La mejora en la capacidad de gestión que aporta esta nueva línea de trabajo para las oficinas de proyectos será una palanca muy importante. Basándose en el conocimiento de los flujos que suponen la entrega final de valor al cliente, todos estos conceptos girarán en torno a esas secuencias y a la limpieza y mejora en la obtención de valor. Cada vez será más importante esta circunstancia, y tendrá como contexto el interés de los flujos y cadenas de valor alejados de la rigidez de departamentos. Este objeto será llevado también a la gestión de proyectos y a las propias funciones de la PMO.

“La mayor dificultad reside en definir la mejor forma de encajar las funciones de la PMO dentro del entorno organizativo”.

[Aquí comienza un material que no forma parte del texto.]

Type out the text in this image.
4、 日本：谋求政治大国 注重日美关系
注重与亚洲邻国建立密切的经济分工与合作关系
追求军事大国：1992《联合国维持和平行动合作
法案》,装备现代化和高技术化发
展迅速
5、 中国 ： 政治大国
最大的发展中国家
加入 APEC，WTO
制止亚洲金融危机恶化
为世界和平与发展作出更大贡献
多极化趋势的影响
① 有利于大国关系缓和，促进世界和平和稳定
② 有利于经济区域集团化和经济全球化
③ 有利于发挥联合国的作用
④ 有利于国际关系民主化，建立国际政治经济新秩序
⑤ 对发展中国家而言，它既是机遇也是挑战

En conclusión, la mayoría de las empresas apostarán por modelos híbridos, en los que parte del portafolio se gestionará de forma ágil y el resto se controlará de una forma más tradicional, pero empleando técnicas más modernas y una nueva cultura adaptada a los nuevos modelos de gestión existentes. En cualquier caso, la adopción de la agilidad dentro de la PMO debe ser contemplada desde un punto de vista transversal a la organización y su cultura, y no, de una forma simplificada, con la mera adopción de técnicas ágiles tales como Scrum.